With regard to the allegations that we violated the prohibition on lobbying
for contingency fee, we did not violate any such law. There is a statute
that states that lobbyists shall not charge a contingency fee for lobbying.
However, before we even started lobbying, we researched the law and found an
Attorney General opinion that states that if a lawyer represents a client in
a pending case or claim, then a lawyer can lobby for a statutory settlement.
As the Attorney General pointed out in a very similar situation, our fee is
not contingent on getting a bill passed, because the client could elect to
refuse the statutory compensation and proceed with a claim. Therefore, our
fee is contingent on settling the clients claim, not getting the bill
passed. In fact, two of our clients have elected to pursue litigation rather
than accept statutory compensation.
Mr. Phillips’ claims have already received a skeptical reception in Court.
As the lawsuits filed by the clients have proceeded in Dallas, we have had a
preliminary hearing where the Court heard several days of testimony. At the
conclusion of that hearing, the Court made several comments on the record
indicating that the Court was not impressed with the client’s claim that "Glasheen
had done nothing" or that the "contract was illegal," and he was not
impressed with the argument that we had violated the prohibition on lobbying
for contingency fee. It was only after the Judge stated on the record that
he was not impressed with the client’s claims that the clients then filed
this grievance with the State Bar.
The State Bar never conducted any meaningful review of the grievance before
filing suit. Our Reply was due October 25th. We filed a lengthy response.
The same day that the State Bar received our response, October 25, 2010, the
Bar issued its letter stating it had found "just cause" to proceed with the
grievance. It appears that the Bar did not even consider our reply. The Bar
does not conduct its own investigation of a grievance; it simply reviews the
grievance itself (and supposedly the response) to see whether it states a
claim, and if it does, then it passes the grievance along to its
Disciplinary Counsel for prosecution. The Bar does not conduct a hearing
anymore – it used to conduct a hearing where the complaining client, the
attorney, and witnesses would present their sides,their arguments, and their
evidence, and then the Grievance Committee would decide whether misconduct
has occurred.
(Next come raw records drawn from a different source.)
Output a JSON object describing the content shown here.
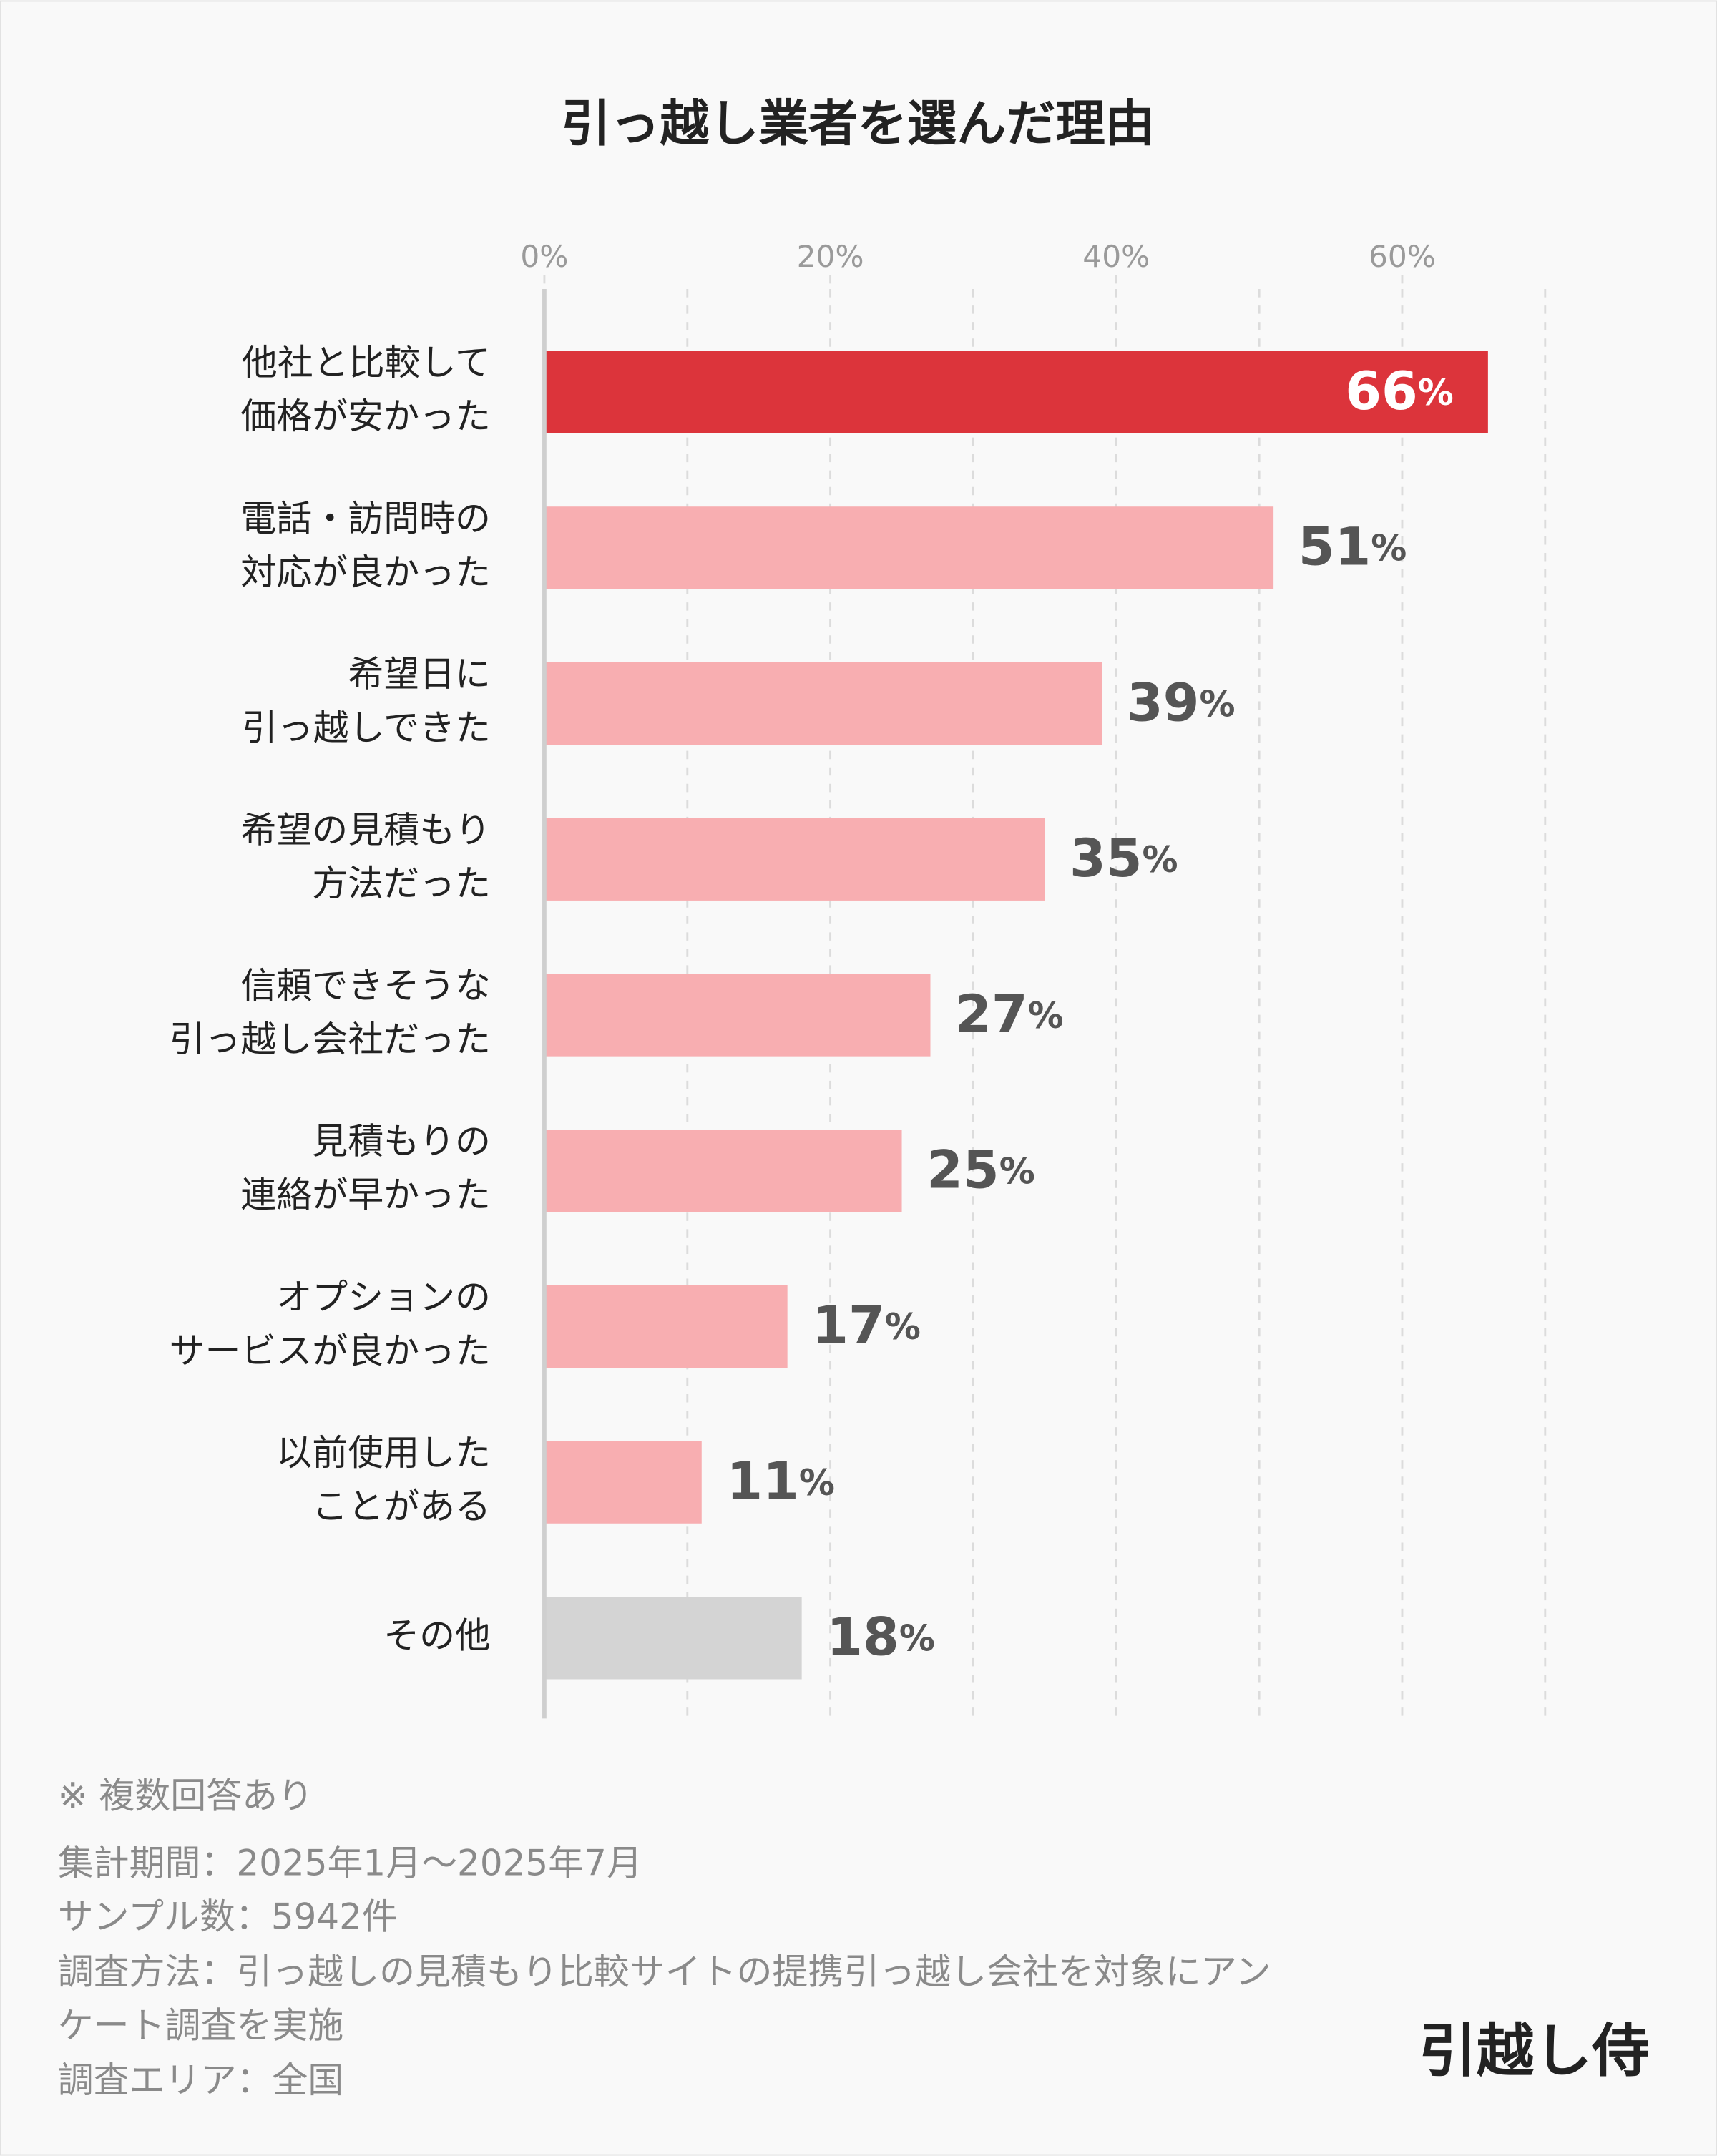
{
  "chart_data": {
    "type": "hbar",
    "title": "引っ越し業者を選んだ理由",
    "categories": [
      [
        "他社と比較して",
        "価格が安かった"
      ],
      [
        "電話・訪問時の",
        "対応が良かった"
      ],
      [
        "希望日に",
        "引っ越しできた"
      ],
      [
        "希望の見積もり",
        "方法だった"
      ],
      [
        "信頼できそうな",
        "引っ越し会社だった"
      ],
      [
        "見積もりの",
        "連絡が早かった"
      ],
      [
        "オプションの",
        "サービスが良かった"
      ],
      [
        "以前使用した",
        "ことがある"
      ],
      [
        "その他"
      ]
    ],
    "values": [
      66,
      51,
      39,
      35,
      27,
      25,
      17,
      11,
      18
    ],
    "value_labels": [
      "66%",
      "51%",
      "39%",
      "35%",
      "27%",
      "25%",
      "17%",
      "11%",
      "18%"
    ],
    "colors": [
      "#dc343b",
      "#f8aeb1",
      "#f8aeb1",
      "#f8aeb1",
      "#f8aeb1",
      "#f8aeb1",
      "#f8aeb1",
      "#f8aeb1",
      "#d4d4d4"
    ],
    "highlight_index": 0,
    "xlim": [
      0,
      70
    ],
    "xticks": [
      {
        "value": 0,
        "label": "0%"
      },
      {
        "value": 20,
        "label": "20%"
      },
      {
        "value": 40,
        "label": "40%"
      },
      {
        "value": 60,
        "label": "60%"
      }
    ],
    "xgrid": [
      10,
      20,
      30,
      40,
      50,
      60,
      70
    ],
    "grid": true
  },
  "notes": [
    "※ 複数回答あり",
    "集計期間：2025年1月～2025年7月",
    "サンプル数：5942件",
    "調査方法：引っ越しの見積もり比較サイトの提携引っ越し会社を対象にアン",
    "ケート調査を実施",
    "調査エリア：全国"
  ],
  "logo": "引越し侍"
}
This procedure was removed with the last major overhaul to the
procedural rules that became effective in 2004. The complaint and response
are not even reviewed by a Grievance Committee any more – all of the
decision-making is in the hands of the Bar counsel assigned to review that
particular file. Nobody from the State Bar has even spoken with me.
Grievances are not usually public. Instead they are usually handled by a
local committee of lawyers. However, I elected for the more public “judicial
procedure.” Under the private committee procedure, there are no rules of
discovery, no rules of evidence, and no appeal. I believe we are right, and
I want to have the tools to prove it. The tradeoff is that while we get due
process, the grievance is publicized. More than 90% of grievances are
handled privately at the option of the attorney who is the subject of the
grievance. The fact that this grievance is public makes it appear that the
State Bar has already judged this grievance. They have not. When this
grievance is judged, I am confident that it will be dismissed.
I am very proud of the work that we did in these cases representing the
exonerated clients. We did a great job for them. We got them more than three
times as much compensation than they would have received otherwise. We put
in a tremendous amount of work, time, money, and effort to get these results
for our clients. We never had a complaint from any of the clients until
after the money came in and they didn’t want to pay their fees. The vast
majority of our clients have been satisfied with our services and have been
happy to pay the fees they agreed to pay. It is unfortunate that a public
filing of a grievance complaint creates the impression that the State Bar
has already judged the grievance or even conducted a meaningful review of
the grievance, because that is simply not the case. Thank you for your
interest in reading the “rest of the story”.